TO-DAY the elections begin, and, thanks to the states- manship and patriotism of Mr. Balfour and the other Tariff Reform leaders, the battle opens with the best possible prospects for the Unionist Party. They have made a sacrifice, and a very difficult sacrifice, in order to secure a concentration of Unionist effort to save us from single- Chamber government and to preserve the Union,—the sacrifice of declaring that no tariff shall come into operation until it has been submitted to the direct vote of the people. Mr. Balfour and Lord Lansdowne, Mr. Austen Chamberlain and Mr. Bonar Law, and the rest of the Tariff Reformers literally took their political lives in their hands when they agreed that, if they won, their tariff should be subjected to the Referendum.
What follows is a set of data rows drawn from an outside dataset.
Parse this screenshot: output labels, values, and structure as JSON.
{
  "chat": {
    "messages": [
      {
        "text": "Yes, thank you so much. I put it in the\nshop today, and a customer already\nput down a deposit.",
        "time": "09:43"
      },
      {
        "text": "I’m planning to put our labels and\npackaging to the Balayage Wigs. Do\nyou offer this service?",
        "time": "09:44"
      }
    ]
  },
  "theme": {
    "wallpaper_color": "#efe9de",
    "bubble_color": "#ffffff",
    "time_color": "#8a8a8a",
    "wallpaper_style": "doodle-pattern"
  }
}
Their boldness has been more than rewarded. As so often happens, they have discovered that the thing which seemed to involve such grave risks has proved the path of safety. What they feared could not at short notice be explained to their followers, and so would depress and annoy them, has turned out to be the thing which those followers desired above all else. In the whole of our political experience no action on the part of a political chief has proved so dramatic and so successful. To Mr. Balfour's announcement at the Albert Hall, quoted elsewhere, we may apply a line from a Persian poet : "By these words a world was affected." Mr. Balfour has made a new heaven and a new earth in the region of politics.